Seminario anni 1930-1960. Quale preparazione pastorale?

La preparazione pastorale dei giovani preti fino agli anni ‘60 del secolo scorso seguiva ritmi e percorsi oggi certamente non proponibili e, perciò, forse anche difficili da comprendere. C’era un aspetto innanzitutto teorico svolto, il più delle volte, dal direttore spirituale che – come può confermare chi ha conosciuto don Pietro Tavaroli – sottolineava soprattutto l’indispensabile fondamento della preghiera, l’ascolto, l’incontro personale, la carità. Era una corrente formativa che si esplicava nel detto: le anime si conquistano in ginocchio, e si contrapponeva a forme di iperattivismo che puntavano tutto sulle opere sociali, sull’organizzazione, sui mezzi offerti dalla modernità.

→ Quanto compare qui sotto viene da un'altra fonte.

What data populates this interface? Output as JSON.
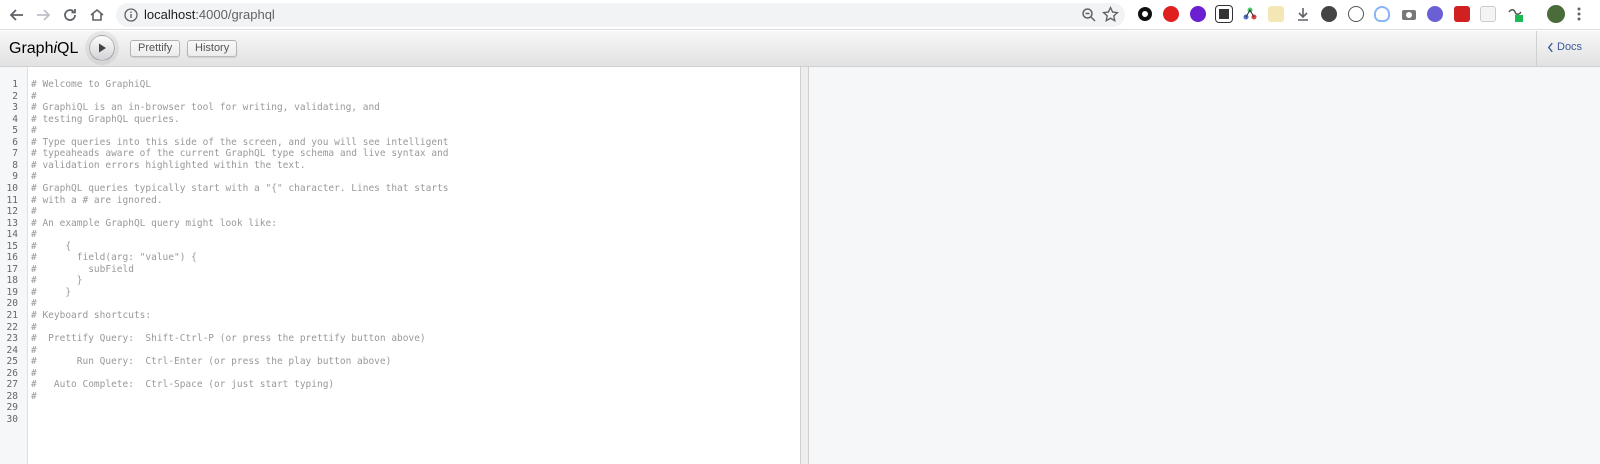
{
  "browser": {
    "url_host": "localhost",
    "url_path": ":4000/graphql",
    "extensions": [
      "github-icon",
      "red-shield-icon",
      "purple-circle-icon",
      "qr-icon",
      "graph-icon",
      "puzzle-icon",
      "download-icon",
      "dark-circle-icon",
      "bracket-icon",
      "shield-outline-icon",
      "camera-icon",
      "r-badge-icon",
      "red-badge-icon",
      "tex-icon",
      "link-badge-icon"
    ]
  },
  "graphiql": {
    "title_prefix": "Graph",
    "title_italic": "i",
    "title_suffix": "QL",
    "prettify_label": "Prettify",
    "history_label": "History",
    "docs_label": "Docs"
  },
  "editor": {
    "line_numbers": [
      "1",
      "2",
      "3",
      "4",
      "5",
      "6",
      "7",
      "8",
      "9",
      "10",
      "11",
      "12",
      "13",
      "14",
      "15",
      "16",
      "17",
      "18",
      "19",
      "20",
      "21",
      "22",
      "23",
      "24",
      "25",
      "26",
      "27",
      "28",
      "29",
      "30"
    ],
    "lines": [
      "# Welcome to GraphiQL",
      "#",
      "# GraphiQL is an in-browser tool for writing, validating, and",
      "# testing GraphQL queries.",
      "#",
      "# Type queries into this side of the screen, and you will see intelligent",
      "# typeaheads aware of the current GraphQL type schema and live syntax and",
      "# validation errors highlighted within the text.",
      "#",
      "# GraphQL queries typically start with a \"{\" character. Lines that starts",
      "# with a # are ignored.",
      "#",
      "# An example GraphQL query might look like:",
      "#",
      "#     {",
      "#       field(arg: \"value\") {",
      "#         subField",
      "#       }",
      "#     }",
      "#",
      "# Keyboard shortcuts:",
      "#",
      "#  Prettify Query:  Shift-Ctrl-P (or press the prettify button above)",
      "#",
      "#       Run Query:  Ctrl-Enter (or press the play button above)",
      "#",
      "#   Auto Complete:  Ctrl-Space (or just start typing)",
      "#",
      "",
      ""
    ]
  }
}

Si trattava di una riflessione allora molto sentita, anche per combattere la tentazione dell’eventuale scelta del sacerdozio come “sistemazione economica”.
Tentazione di notevole peso, soprattutto nelle famiglie dei seminaristi poveri (ed erano una buona maggioranza).

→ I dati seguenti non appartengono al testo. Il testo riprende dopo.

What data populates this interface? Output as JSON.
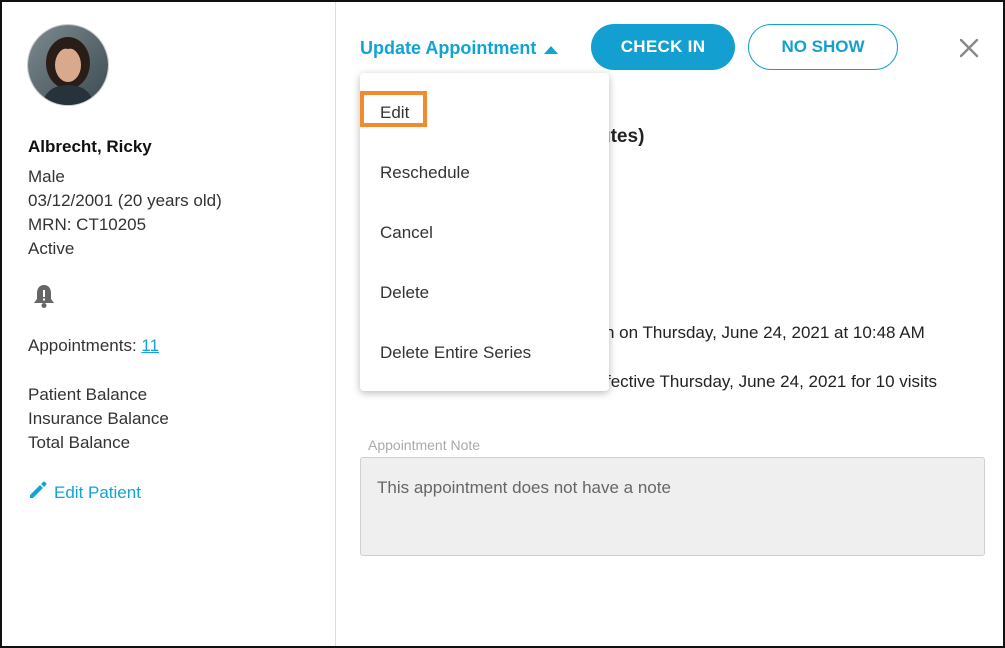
{
  "patient": {
    "name": "Albrecht, Ricky",
    "sex": "Male",
    "dob": "03/12/2001 (20 years old)",
    "mrn": "MRN: CT10205",
    "status": "Active",
    "appointments_label": "Appointments:",
    "appointments_count": "11",
    "patient_balance": "Patient Balance",
    "insurance_balance": "Insurance Balance",
    "total_balance": "Total Balance",
    "edit_label": "Edit Patient"
  },
  "header": {
    "update_label": "Update Appointment",
    "checkin_label": "CHECK IN",
    "noshow_label": "NO SHOW"
  },
  "dropdown": {
    "items": [
      {
        "label": "Edit"
      },
      {
        "label": "Reschedule"
      },
      {
        "label": "Cancel"
      },
      {
        "label": "Delete"
      },
      {
        "label": "Delete Entire Series"
      }
    ]
  },
  "background": {
    "duration_fragment": "utes)",
    "created_fragment": "h on Thursday, June 24, 2021 at 10:48 AM",
    "series_fragment": "fective Thursday, June 24, 2021 for 10 visits"
  },
  "note": {
    "label": "Appointment Note",
    "text": "This appointment does not have a note"
  },
  "colors": {
    "accent": "#139fd0",
    "highlight": "#f28a2e"
  }
}
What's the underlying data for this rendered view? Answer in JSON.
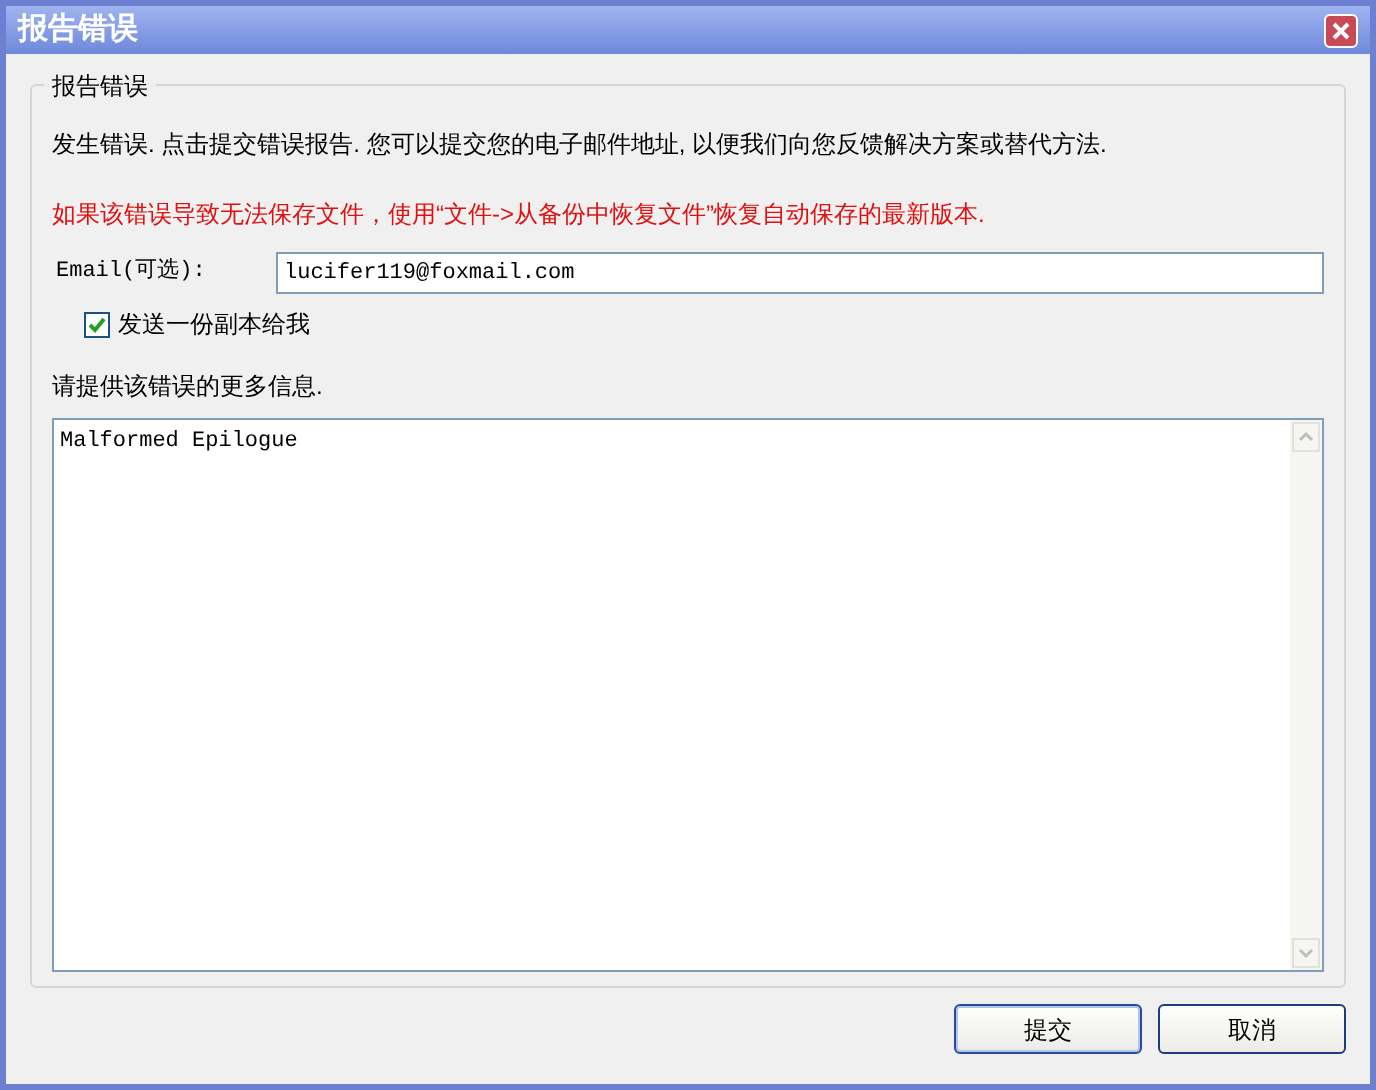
{
  "window": {
    "title": "报告错误"
  },
  "group": {
    "title": "报告错误"
  },
  "intro": "发生错误. 点击提交错误报告. 您可以提交您的电子邮件地址, 以便我们向您反馈解决方案或替代方法.",
  "warning": "如果该错误导致无法保存文件，使用“文件->从备份中恢复文件”恢复自动保存的最新版本.",
  "email": {
    "label": "Email(可选):",
    "value": "lucifer119@foxmail.com"
  },
  "copy_checkbox": {
    "label": "发送一份副本给我",
    "checked": true
  },
  "details": {
    "label": "请提供该错误的更多信息.",
    "value": "Malformed Epilogue"
  },
  "buttons": [
    {
      "label": "提交",
      "kind": "default"
    },
    {
      "label": "取消",
      "kind": "normal"
    }
  ]
}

C’erano poi le esperienze estive nella propria parrocchia, accuratamente segnalate dai parroci al rettore del seminario. E c’erano, infine, le esperienze proposte dal seminario che andavano dalla preparazione all’omiletica, intesa come un sostanziale “dialogo” tra il parroco e i propri parrocchiani, alla catechesi dei giovani e degli adulti e all’attività dell’oratorio festivo gestito direttamente dal seminario per i giovani delle famiglie circostanti.
Proprio sull’oratorio ecco una preziosa testimonianza del 1949 che ci perviene dal bollettino “Così come siamo” del seminario (ciclostilato e diffuso in 500 copie), a firma di “Ragazzissimo”.

Il nostro Oratorio
Già, anche noi del Seminario abbiamo l’Oratorio domenicale! Molte sono le famiglie che vengono alla nostra Chiesetta perché più vicina della Parrocchia, e molti anche i ragazzi.
Per questi abbiamo aperto l’Oratorio, ed ogni anno due seminaristi della camerata dei Teologi fanno loro da assistenti, mentre altri insegnano loro il catechismo.
Questi fanciulli vivono all’ombra del Seminario ed hanno quindi occasione di vedere coi loro occhi la vita che facciamo. Sono certamente i ragazzi, fra quelli di tutte le nostre parrocchie, che conoscono meglio i seminaristi. Ma neanch’essi ci conoscono completamente: ci vedono solo nelle solennità delle funzioni religiose e durante le ore dei giochi.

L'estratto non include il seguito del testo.